How unisex toilets helped me win at the internet

I won at the internet last month. They emailed to tell me. ‘They’ being a company called metr.ic and the email said that from among 150,000 daily news articles, mine was one of the top 100 most commented on. It was clearly a slow news day.
That said, the topic of the piece was gendered school uniforms and gendered toilets. My view: why not have unisex versions of both?
People didn’t agree.
guardian loos
Commentors typically liked one and not the other – but then struggled to explain why. Most looked to be proving Jonathan Haidt’s well-worn theory that people react emotionally to an idea and then post-rationalise the feelings with any spurious claim they can muster. My favourites were the people who said unisex toilets were a bad idea because they would cause bullying – as if same-sex bullying hasn’t happened for years in single sex toilets. (The idea, I guess, being that cross-gender bullying is worse but without any real reason of why this is the case. Also, the layout of toilet I described reduces bullying because the washrooms are open to public view).
On uniforms I was annoyed not to have mentioned that the school where I taught also stopped girls from wearing trousers. I believe they still do. So to all the commentors who said “NO SCHOOLS MAKE GIRLS WEAR SKIRTS” – you are wrong.
There was the fair question of whether non-gendered uniforms simply means “let’s make everyone dress like men”. Although I liked Sandra Leaton Gray’s suggestion, via twitter, of a uniform consisting of a choice between t-shirt, collared shirt, trousers and kilts. Uni-sex, all the way!
It’s a topic to keep pondering though. Arbitrary gender divides are everywhere. I constantly hear people of my own generation, who are now parents, making unthinking remarks such as “he’s a boy, of course he’s going to be naught”, or “girls are just so sensitive”, blah blah. These comments horrify me because they’re lazy thinking. Being a boy doesn’t make you naughty, being a girl doesn’t make you sensitive.
Still, shouldn’t say that too loud. Wouldn’t want to break the internet with all the angry howls.

3 Replies to “How unisex toilets helped me win at the internet”
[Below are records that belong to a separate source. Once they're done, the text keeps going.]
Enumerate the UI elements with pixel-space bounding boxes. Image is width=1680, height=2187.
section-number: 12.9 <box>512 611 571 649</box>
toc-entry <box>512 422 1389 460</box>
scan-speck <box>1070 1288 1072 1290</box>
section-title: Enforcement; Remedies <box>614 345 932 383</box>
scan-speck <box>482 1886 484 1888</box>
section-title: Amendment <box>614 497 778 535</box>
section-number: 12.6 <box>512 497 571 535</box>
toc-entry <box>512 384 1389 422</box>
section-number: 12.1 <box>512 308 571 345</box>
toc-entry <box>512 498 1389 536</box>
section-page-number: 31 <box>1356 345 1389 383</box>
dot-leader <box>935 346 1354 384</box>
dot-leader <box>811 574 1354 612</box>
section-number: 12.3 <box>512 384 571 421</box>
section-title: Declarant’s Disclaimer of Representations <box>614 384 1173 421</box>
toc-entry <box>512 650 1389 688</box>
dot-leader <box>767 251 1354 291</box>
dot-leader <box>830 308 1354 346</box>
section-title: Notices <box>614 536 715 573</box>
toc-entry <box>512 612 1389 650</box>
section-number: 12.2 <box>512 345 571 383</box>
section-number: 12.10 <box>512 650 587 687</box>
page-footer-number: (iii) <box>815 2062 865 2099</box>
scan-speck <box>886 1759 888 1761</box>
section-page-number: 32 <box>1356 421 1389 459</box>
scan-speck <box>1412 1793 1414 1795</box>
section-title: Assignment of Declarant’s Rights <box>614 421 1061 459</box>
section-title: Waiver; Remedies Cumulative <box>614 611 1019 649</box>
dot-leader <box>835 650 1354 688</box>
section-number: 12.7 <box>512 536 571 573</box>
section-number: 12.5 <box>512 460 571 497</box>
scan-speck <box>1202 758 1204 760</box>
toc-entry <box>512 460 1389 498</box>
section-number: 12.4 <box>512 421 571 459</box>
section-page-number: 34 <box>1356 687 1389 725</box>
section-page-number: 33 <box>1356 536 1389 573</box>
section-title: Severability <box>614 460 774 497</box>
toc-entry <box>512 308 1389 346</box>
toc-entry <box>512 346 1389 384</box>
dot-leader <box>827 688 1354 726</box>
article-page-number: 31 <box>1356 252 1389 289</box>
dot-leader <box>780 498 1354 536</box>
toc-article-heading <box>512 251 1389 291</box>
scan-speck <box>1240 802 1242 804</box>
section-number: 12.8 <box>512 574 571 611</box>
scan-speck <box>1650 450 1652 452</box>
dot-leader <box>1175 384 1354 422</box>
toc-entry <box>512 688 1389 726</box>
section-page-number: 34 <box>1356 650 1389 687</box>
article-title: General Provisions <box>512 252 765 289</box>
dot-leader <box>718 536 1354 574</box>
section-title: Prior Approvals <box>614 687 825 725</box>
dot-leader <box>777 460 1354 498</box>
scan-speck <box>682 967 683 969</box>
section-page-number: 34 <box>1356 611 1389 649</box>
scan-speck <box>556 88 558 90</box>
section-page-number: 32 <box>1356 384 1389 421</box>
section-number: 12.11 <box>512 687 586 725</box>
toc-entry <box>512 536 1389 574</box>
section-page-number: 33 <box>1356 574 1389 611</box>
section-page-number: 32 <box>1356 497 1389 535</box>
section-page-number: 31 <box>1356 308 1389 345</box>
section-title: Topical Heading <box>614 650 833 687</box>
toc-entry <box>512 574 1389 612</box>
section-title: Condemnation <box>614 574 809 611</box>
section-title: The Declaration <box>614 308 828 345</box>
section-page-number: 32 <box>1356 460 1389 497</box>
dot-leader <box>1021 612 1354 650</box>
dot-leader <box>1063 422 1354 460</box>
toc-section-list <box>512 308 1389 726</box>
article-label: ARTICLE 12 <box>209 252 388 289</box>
  1. No uniform at all is the easiest solution for me.
    The toilets issue is for me an question of design. I don’t beleieve it is reasonable to have inner cubicles and an outer waiting area with a door onto the corriidor that wasn’t watched by teachers, and I think it is unreasonable to have teachers watching the cubicle doors.
    Boys urinals are much more convenient and take less space I think.Having females in the same area would not be appropriate. No matter how much it is suggested that boys and girls are the same, I am afraid it isn’t true.
    I suspect that to enforce a girls must wear skirts rule would be illegal but I am sure there are some legal eagles out there whi actually know.

  2. “Being a boy doesn’t make you naughty”
    Not automatically, but on average, compared to girls, it does – very much so. Citation: crime by gender statistics.